Abstract

Severe fever with thrombocytopenia syndrome (SFTS) is an emerging tick-born disease. The incubation period after tick-bite is generally 6–14 days. The typical course of SFTS has three clinical stages, the “fever stage”, the “multiple organ failure stage”, and the “convalescent stage”. The clinical symptoms include sudden onset of high fever, chills, headache, myalgia, gastrointestinal symptoms, lymphadenopathy, hemorrhagic tendency, and central nervous system (CNS) manifestations. SFTS frequently accompanies with hemophagocytic lymphohistiocytosis. Common laboratory findings include leukocytopenia, thrombocytopenia, elevated levels of aspartate aminotransferase (AST), alanine aminotransferase (ALT), lactic acid dehydrogenase (LDH), and creatine kinase (CK). Blood coagulation times are prolonged. Notably, the level of C-reactive protein remains normal range. The levels of inflammatory cytokines are associated with clinical severity of SFTS. Diagnosis of SFTS is confirmed by reverse transcriptase polymerase chain reaction for SFTS virus genome.

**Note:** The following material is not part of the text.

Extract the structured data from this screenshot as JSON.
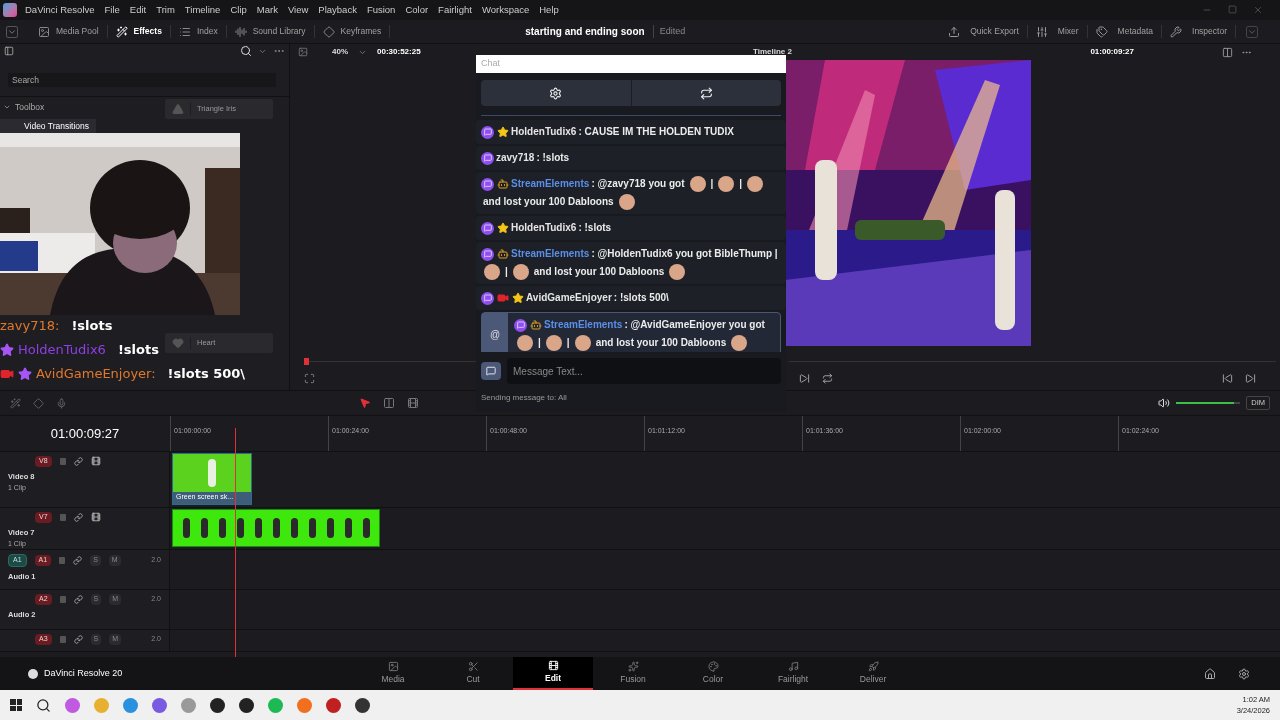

SFTS should be differentially diagnosed with human granulocytic anaplasmosis, hemorrhagic fever with renal syndrome, spotted fever group rickettsioses, dengue fever, and leptospirosis. Prognostic risk factors of SFTS include older age, high SFTS virus load, CNS manifestations, elevated levels of AST, ALT, LDH, and CK, abnormal values of coagulation factors, disseminated intravascular coagulation, renal failure, elevated levels of inflammatory cytokines, and delay in making diagnosis.